El subinspector César Aguilar, de la Dirección Nacional de Vialidad y Transporte, declaró al Heraldo que se brindó apoyo a COPECO mediante la ejecución de un censo de motociclistas, pero que la licitación y entrega final dependían completamente de COPECO.

Por su parte, Luis Salinas, jefe de operaciones de COPECO, manifestó a dicho medio que todo quedó en manos de la Secretaría de Finanzas, evidenciando un típico caso de “tirarse la pelota” entre instituciones.

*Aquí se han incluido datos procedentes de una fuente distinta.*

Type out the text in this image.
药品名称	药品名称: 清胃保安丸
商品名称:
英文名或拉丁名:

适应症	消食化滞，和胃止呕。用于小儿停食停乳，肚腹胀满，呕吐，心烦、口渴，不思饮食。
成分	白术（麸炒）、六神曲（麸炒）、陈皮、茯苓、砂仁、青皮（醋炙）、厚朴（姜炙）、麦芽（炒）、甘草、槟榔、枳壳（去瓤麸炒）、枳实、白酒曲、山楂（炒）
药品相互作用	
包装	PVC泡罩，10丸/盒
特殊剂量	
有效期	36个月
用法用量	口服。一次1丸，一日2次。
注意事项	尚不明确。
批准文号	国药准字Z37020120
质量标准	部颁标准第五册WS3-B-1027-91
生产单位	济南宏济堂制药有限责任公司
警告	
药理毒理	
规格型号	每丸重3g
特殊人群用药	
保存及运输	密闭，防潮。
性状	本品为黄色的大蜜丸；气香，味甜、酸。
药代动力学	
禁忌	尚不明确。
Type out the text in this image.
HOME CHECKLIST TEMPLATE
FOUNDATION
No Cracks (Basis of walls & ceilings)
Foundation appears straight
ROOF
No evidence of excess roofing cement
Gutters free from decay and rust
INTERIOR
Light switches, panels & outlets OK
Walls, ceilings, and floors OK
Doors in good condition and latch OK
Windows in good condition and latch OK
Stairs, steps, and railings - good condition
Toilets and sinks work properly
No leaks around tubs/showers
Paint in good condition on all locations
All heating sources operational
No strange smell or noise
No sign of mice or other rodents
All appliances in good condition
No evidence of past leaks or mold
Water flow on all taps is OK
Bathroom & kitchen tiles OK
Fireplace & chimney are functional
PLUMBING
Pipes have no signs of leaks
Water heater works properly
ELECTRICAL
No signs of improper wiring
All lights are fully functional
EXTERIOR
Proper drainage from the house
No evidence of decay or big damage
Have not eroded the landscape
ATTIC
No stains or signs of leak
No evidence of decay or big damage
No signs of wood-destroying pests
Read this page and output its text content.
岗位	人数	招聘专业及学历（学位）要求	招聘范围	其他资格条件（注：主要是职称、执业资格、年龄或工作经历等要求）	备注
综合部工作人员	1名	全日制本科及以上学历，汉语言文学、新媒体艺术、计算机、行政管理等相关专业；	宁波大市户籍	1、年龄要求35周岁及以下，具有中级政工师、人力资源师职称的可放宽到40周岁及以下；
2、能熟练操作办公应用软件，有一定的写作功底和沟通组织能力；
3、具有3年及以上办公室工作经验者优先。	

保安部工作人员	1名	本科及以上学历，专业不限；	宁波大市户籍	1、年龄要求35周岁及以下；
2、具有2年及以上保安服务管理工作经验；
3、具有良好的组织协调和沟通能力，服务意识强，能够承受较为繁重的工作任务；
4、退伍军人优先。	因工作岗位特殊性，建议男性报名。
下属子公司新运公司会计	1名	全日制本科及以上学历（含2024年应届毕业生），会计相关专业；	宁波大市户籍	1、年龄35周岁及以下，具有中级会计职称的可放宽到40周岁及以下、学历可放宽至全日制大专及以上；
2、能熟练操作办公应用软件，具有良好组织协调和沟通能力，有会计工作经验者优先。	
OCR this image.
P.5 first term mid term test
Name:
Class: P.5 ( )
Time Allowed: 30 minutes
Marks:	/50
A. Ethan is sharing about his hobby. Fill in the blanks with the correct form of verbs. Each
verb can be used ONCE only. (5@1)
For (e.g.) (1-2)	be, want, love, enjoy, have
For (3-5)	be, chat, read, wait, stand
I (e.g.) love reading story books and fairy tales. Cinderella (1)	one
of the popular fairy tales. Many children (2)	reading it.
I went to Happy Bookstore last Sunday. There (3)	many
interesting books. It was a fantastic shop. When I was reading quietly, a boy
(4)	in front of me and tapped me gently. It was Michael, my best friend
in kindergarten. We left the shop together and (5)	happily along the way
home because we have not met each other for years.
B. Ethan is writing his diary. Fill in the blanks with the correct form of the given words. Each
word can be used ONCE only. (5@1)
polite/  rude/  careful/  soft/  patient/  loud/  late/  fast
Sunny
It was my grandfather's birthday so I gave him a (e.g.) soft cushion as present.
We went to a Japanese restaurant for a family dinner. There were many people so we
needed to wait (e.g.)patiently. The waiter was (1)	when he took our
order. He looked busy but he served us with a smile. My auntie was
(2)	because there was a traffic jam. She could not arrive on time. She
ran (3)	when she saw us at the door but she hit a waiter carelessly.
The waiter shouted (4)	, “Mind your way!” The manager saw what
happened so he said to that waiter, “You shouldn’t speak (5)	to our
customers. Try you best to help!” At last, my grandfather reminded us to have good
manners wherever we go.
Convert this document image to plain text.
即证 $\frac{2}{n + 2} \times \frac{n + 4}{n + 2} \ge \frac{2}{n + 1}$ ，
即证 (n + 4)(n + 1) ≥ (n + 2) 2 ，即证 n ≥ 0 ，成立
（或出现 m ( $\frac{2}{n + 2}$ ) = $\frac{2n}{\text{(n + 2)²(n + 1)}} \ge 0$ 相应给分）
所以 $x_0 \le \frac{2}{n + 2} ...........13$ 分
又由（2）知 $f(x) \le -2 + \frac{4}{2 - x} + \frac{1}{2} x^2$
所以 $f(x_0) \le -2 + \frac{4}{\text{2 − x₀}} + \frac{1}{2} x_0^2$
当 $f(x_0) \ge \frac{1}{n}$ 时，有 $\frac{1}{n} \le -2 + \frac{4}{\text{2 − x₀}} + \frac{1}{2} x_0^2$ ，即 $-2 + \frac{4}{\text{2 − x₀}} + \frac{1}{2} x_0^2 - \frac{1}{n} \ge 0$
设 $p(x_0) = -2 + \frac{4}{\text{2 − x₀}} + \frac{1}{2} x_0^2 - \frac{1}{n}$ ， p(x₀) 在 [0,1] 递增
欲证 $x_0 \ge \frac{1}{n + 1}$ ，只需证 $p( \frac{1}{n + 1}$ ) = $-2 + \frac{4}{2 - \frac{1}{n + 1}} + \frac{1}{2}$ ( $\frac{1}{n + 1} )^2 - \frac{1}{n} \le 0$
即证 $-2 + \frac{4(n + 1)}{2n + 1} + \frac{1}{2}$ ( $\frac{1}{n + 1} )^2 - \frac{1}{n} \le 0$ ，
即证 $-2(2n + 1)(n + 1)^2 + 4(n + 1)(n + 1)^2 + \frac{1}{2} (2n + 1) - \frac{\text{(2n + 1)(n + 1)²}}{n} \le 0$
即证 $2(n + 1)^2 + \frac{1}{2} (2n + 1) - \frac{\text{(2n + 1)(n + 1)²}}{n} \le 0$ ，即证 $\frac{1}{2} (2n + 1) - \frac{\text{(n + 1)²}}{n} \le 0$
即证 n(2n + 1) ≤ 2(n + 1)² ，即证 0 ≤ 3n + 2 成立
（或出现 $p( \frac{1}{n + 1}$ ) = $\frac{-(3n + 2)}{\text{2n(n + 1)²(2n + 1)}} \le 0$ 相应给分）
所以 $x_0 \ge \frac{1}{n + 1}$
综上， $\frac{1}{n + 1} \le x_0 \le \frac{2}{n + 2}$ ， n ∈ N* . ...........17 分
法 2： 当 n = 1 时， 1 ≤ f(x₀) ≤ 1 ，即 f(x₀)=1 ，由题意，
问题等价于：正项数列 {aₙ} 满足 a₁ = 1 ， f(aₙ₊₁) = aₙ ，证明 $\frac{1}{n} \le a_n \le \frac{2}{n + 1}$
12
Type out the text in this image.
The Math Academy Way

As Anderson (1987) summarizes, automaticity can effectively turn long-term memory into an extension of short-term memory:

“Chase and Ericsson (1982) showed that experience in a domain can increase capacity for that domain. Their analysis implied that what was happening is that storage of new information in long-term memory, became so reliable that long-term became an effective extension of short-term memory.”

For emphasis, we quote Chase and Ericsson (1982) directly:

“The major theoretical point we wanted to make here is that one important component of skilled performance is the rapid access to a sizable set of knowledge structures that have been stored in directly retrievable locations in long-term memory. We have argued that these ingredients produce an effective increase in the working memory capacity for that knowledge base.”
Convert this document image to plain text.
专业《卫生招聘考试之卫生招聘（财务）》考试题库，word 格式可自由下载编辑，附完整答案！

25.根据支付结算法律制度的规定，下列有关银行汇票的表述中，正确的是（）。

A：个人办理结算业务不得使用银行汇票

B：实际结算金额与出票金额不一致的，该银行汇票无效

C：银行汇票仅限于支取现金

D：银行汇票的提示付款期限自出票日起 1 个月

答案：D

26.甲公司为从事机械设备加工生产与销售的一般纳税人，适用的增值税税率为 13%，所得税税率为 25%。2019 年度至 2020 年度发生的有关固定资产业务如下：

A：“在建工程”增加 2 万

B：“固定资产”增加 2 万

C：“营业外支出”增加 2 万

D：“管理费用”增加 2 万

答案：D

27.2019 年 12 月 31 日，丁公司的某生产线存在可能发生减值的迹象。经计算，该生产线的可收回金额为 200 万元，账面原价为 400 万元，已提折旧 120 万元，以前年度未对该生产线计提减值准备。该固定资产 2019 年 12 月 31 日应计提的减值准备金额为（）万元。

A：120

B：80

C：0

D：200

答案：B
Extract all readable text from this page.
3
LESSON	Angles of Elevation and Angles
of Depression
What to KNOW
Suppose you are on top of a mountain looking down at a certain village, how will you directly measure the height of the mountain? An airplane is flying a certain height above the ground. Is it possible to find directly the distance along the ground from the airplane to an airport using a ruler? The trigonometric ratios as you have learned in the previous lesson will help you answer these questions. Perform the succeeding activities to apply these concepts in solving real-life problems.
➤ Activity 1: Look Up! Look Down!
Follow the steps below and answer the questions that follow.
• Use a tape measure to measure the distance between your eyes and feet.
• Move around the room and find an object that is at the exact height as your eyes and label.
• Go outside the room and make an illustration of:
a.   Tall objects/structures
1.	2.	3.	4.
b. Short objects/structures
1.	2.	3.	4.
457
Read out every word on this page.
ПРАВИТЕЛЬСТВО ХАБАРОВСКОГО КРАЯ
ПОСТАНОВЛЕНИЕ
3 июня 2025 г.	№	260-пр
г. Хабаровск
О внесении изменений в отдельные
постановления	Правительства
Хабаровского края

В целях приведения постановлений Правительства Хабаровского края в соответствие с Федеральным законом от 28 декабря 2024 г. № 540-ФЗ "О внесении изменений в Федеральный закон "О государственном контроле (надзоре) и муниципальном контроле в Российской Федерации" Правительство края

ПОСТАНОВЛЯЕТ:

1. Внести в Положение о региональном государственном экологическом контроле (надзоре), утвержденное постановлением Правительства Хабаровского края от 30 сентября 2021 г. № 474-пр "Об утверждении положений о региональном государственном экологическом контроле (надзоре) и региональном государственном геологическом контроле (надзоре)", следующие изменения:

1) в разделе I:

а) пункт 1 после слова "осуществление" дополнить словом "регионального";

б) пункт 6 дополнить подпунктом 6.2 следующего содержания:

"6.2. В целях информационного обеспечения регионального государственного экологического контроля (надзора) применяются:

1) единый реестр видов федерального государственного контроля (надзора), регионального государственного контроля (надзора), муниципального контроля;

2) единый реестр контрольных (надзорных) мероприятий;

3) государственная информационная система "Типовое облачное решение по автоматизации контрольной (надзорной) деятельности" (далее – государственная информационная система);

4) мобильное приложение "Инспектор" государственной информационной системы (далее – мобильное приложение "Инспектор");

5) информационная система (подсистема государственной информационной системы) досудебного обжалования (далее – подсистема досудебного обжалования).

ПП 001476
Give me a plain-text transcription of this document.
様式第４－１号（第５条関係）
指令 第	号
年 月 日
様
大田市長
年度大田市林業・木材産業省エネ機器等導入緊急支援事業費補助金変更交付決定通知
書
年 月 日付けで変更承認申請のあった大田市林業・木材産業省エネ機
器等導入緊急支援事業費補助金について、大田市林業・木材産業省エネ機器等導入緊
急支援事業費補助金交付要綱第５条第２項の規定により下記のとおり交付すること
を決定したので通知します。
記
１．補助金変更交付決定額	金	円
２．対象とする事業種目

Salinas aseguró que no hubo desembolso para COPECO ni para el proyecto, y que Finanzas tenía la lista de beneficiarios, pero nunca realizó la entrega de los recursos. “COPECO cumplió con todo el proceso, únicamente faltó Finanzas”, agregó, confirmando que la parálisis administrativa fue la responsable del fracaso del programa.

Y a días de que el plazo finalizara Finanzas aparece, pero su figura no es la del héroe, sino que pareciera la del antagonista, tarde y solo con la mitad.

Ya comenzó 2026 y de este programa nada se ha visto, mientras miles de motociclistas siguen esperando lo prometido.

Lo que debía ser una acción inmediata para salvar vidas quedó atrapado en la burocracia, la negligencia y el posible mal manejo político de los recursos, convirtiéndose en un ejemplo claro de cómo las promesas de emergencia se diluyen entre la ineficiencia del gobierno de Xiomara Castro.